How to get the name of the input file in a Perl one-liner?
-
08-10-2019 - |
Question
cat monday.csv
223.22;1256.4
227.08;1244.8
228.08;1244.7
229.13;1255.0
227.89;1243.2
224.77;1277.8
cat tuesday.csv
227.02;1266.3
227.09;1234.9
225.18;1244.7
224.13;1255.3
228.59;1263.2
224.70;1247.6
This Perl one-liner gives me the row with the highest value in the second column from the rows where in the first column the first 3 digits are 227 or 226 from the file "monday.csv":
$ perl -F\; -ane '$hash{$_} = $F[1] if /22[78]/; END{ print and exit for sort{ $hash{$b} <=> $hash{$a} } keys %hash }' monday.csv
This Perl one-liner gives me the row with the highest value in the second column from the rows where in the first column the first 3 digits are 227 or 226 from all *day.csv files :
$ perl -F\; -ane '$hash{$_} = $F[1] if /22[78]/; END{ print and exit for sort{ $hash{$b} <=> $hash{$a} } keys %hash }' *day.csv
How could I rewrite this one-liner to get an output:
filename : "row with the highest value in the second column from the rows where in the first column the first 3 digits are 227 or 226 from the file 'filename.csv'"
for each *day.csv
file?
Solution
You can use $ARGV
for the current file name. If you're only interested in the max, no need to store all the values and then sort them; instead, just store the max for each file. Also, your regex probably should be anchored to the start of the line.
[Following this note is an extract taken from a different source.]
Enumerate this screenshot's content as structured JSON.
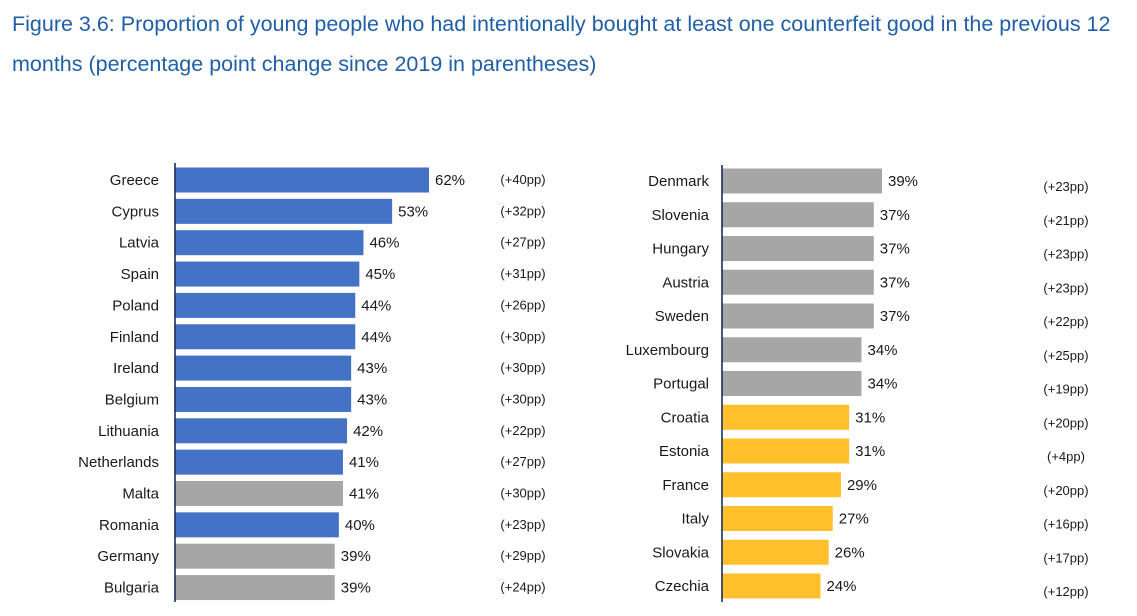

# Line breaks added for display purposes.
perl -F\; -ane '
$max{$ARGV} = $F[1] if /^22[78]/ and $F[1] > $max{$ARGV};
END{ print "$_\t$max{$_}" for sort keys %max}
' *day.csv
Or, if you want to store the entire line where the max occurs:
perl -F\; -ane '
($max{$ARGV}{ln}, $max{$ARGV}{mx}) = ($_, $F[1])
if /^22[78]/ and $F[1] > $max{$ARGV}{mx};
END{ print "$_\t$max{$_}{ln}" for sort keys %max}
' *day.csv
OTHER TIPS
The filename is contained in the $ARGV
variable:
$ARGV
contains the name of the current file when reading from <>.
However, the one-liners presented have an issue; what if you have repeated values of your first column?
A better one-liner would be:
$ perl -F/;/ -MList::Util=max -lane 'push @{ $wanted{$ARGV} }, $F[1] if $F[0] =~ /22[78]/; } END { print "$ARGV : ", max(@{ $wanted{$_} }) for keys %wanted;' *.csv
Based on the comment:
$ perl -F/;/ -lane '$wanted{$ARGV} = \@F if $F[1] >= $wanted->{$ARGV}[1] && $F[0] =~ /22[78]/; } END { print "$_ : @$wanted{$_}" for keys %wanted;' *.csv
Seems that you can use $ARGV. See "current filename"
If I would like the whole row, I could do this (based on FM's answer):
perl -F\; -ane '$max{$ARGV} = $_ if /^22[78]/ and $F[1] >= (split /;/, $max{$ARGV})[1]; END{ print "$_\t$max{$_}" for sort keys %max}' *day.csv
I found a shorter solution.
all files:
perl -F\; -anE '$max{$ARGV} = [@F] if /^22[78]/ and $F[1] >= $max{$ARGV}->[1]; END{ print "$_\t@{$max{$_}}" for sort keys %max}' *day.csv
one file:
perl -F\; -anE '$max = [@F] if /^22[78]/ and $F[1] >= $max->[1]; END{ print "@$max" }' monday.csv
or if there is not much space available
perl -F\; -anE'$m{$ARGV}=[@F]if/^22[78]/&&$F[1]>=$$m{$ARGV}[1]}print"$_\t@{$m{$_}}"for sort keys%m;{' *day.csv
perl -F\; -anE'$m=[@F]if/^22[78]/&&$F[1]>=$$m[1]}print"@$m";{' monday.csv
As Zaid revealed: to get the last row with the highest value in case of repeated highest values in a file I changed the "$F[1] > $max..."-part to "$F[1] >= $max".